In Monday's Suggestion, New York City, Rich on September 27, 2010 by Two Barbers Tagged: , , , ,

It’s neither incorrect nor surprising when people refer to New York City as the tourism capital of the world.  Iconic attractions like the Empire State Building, Central Park and Time Square attract more people from all over the world than any other city.  However, if one were to dig a little deeper they would find an even more interesting New York City.  One full of unknown attractions that remain hidden in plain view, even from your most astute native New Yorker.

How would one go about finding these hidden gems?

Scoutingny is a blog started by a New York City based film location scout, Nick Carr, with the purpose of bringing to light some of the lesser known sites that NYC has to offer.   In it’s four years of esixtence, “Scout” as Mr. Carr is known has not only garnered a huge following, but also attention from  such mainstream publications as the NY Times,, The New York Post and The Huffington Post.  I myself have checked out two spots based on this site, and my to-do list of “Scout” suggested places is growing infinitely faster than I am able to check them off.

Aside from his regular updates, Mr. Carr also keeps a few themed series such as “New York, You’ve Changed” in which he compares the New York City locations shot for iconic movies such as Taxi Driver or Ghostbusters to the locations as they exist today; or “Will this be there the next time I pass by?” in which he examines sites around the five boroughs that appear on the verge of oblivion. “The Forgotten Building Under the Bridge” or “The Cup & Saucer Diner” are two of my favorite entries from this category.  Both of these series have multiple representatives on Mr.
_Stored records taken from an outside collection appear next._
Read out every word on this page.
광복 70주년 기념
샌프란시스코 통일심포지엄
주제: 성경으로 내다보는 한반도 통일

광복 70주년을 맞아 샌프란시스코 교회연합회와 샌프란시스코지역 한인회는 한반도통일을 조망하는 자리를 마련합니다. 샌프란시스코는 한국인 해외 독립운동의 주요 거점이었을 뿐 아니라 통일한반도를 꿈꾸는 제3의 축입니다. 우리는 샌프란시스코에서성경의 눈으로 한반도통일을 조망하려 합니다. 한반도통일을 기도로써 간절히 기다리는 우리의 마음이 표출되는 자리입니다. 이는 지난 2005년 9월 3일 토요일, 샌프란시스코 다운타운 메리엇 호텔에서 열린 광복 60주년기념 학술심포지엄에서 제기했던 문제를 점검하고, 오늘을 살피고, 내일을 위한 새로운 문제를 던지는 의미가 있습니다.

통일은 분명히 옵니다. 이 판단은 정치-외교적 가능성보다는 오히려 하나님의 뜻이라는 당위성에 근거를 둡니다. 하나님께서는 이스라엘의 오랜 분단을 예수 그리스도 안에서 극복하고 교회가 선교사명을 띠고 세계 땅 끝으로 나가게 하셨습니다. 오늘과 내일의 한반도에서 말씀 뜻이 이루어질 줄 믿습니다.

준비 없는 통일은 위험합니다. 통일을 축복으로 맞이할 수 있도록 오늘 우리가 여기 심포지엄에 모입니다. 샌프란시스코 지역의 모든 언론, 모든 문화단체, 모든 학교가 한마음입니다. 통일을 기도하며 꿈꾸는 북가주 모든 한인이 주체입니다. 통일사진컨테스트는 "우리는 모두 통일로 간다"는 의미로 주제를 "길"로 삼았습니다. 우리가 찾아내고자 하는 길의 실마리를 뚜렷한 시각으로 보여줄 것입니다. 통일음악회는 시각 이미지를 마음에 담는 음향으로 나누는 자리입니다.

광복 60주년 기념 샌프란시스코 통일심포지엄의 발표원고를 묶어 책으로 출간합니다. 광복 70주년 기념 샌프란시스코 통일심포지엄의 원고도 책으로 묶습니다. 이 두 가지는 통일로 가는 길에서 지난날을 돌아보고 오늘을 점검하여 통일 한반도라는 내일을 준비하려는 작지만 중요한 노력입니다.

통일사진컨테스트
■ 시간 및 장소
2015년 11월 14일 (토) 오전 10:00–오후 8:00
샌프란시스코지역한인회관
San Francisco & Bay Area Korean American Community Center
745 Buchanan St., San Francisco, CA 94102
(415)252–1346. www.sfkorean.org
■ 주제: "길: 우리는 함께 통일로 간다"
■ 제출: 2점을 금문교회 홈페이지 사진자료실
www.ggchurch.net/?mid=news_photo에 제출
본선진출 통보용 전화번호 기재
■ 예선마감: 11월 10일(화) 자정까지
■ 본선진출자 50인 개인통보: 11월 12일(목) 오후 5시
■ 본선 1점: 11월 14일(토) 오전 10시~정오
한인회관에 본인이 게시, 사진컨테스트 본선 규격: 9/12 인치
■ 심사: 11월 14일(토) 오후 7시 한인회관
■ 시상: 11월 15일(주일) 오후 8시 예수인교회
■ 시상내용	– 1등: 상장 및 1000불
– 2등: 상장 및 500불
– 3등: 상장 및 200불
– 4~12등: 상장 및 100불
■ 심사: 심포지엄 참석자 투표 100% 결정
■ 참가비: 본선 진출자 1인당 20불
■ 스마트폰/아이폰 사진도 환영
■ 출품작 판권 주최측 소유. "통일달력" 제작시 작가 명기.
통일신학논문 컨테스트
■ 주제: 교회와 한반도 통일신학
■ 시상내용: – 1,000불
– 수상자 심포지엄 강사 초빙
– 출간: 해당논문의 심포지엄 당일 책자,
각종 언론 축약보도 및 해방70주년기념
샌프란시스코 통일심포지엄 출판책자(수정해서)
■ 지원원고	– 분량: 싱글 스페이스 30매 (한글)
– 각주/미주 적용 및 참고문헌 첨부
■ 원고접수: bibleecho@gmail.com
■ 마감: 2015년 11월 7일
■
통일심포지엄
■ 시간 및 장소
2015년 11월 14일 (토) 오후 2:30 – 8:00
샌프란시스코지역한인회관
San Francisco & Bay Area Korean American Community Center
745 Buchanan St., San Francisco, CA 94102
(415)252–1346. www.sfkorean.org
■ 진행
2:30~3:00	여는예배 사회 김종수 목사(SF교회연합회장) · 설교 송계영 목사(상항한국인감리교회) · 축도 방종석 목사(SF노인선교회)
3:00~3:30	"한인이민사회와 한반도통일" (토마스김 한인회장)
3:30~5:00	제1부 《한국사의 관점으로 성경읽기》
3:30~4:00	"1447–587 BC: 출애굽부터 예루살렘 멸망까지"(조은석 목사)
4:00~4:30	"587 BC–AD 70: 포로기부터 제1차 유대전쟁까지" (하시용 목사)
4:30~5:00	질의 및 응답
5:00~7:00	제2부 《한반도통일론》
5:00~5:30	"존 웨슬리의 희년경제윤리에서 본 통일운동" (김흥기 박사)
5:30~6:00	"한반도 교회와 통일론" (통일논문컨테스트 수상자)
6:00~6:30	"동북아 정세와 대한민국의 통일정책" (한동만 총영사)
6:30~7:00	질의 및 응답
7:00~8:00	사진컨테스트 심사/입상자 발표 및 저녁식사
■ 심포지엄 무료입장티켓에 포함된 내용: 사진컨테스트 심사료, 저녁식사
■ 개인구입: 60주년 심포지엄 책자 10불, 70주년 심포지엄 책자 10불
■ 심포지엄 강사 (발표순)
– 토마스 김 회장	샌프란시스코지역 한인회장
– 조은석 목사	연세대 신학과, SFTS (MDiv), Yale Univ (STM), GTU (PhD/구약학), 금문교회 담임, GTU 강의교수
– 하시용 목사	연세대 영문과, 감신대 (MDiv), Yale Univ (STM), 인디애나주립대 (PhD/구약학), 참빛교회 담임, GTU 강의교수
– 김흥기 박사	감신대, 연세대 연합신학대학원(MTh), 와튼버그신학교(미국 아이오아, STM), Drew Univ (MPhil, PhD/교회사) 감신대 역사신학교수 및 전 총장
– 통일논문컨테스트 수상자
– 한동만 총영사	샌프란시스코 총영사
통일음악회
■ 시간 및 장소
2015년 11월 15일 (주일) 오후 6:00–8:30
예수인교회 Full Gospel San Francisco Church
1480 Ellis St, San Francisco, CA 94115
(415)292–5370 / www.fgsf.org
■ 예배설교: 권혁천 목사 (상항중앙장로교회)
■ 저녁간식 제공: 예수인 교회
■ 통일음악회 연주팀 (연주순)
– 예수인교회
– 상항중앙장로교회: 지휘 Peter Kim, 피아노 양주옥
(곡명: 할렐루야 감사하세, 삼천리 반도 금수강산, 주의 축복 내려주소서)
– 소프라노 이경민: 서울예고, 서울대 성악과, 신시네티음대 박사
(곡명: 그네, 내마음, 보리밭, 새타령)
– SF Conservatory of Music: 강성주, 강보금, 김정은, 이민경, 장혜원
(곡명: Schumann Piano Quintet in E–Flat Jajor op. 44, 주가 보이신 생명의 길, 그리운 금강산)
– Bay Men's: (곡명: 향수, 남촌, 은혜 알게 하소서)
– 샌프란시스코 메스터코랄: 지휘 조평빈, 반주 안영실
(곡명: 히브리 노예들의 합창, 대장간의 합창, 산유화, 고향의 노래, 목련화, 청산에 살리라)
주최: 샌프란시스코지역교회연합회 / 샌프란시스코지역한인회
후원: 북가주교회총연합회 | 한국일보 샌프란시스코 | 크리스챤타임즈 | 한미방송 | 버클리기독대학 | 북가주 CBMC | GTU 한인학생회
Carr’s list of favorite entries, a great starting point for those interested in exploring the site.

Anyone who has ever walked down a New York City street can attest to a certain spectral presence.  What I mean by this is that the boroughs are so packed with history that it is permeable.  It’s this aura that makes NYC electric, like despite it’s modernity there is still some element of the Five Points scenes you see in Gangs of New York.  Nick Carr does a great job of capturing this feeling and pointing out the little pieces of history that subconsciously cause us to feel the way we do whilst walking through the city.

This site is definitely worth visiting for any New Yorker looking to gain a more unique sense of belonging.  I would also recommend this site for any visitors looking for an experience that will send them home with a better sense of New York than is provided by an “I ❤ NY” T-shirt.  In fact, even if you don’t live in NYC or see yourself visiting anytime soon, this site is full of enough historical factoids that you’re sure to find it entertaining.  I go to Nick Carr’s site often for this purpose and he hasn’t let me down yet.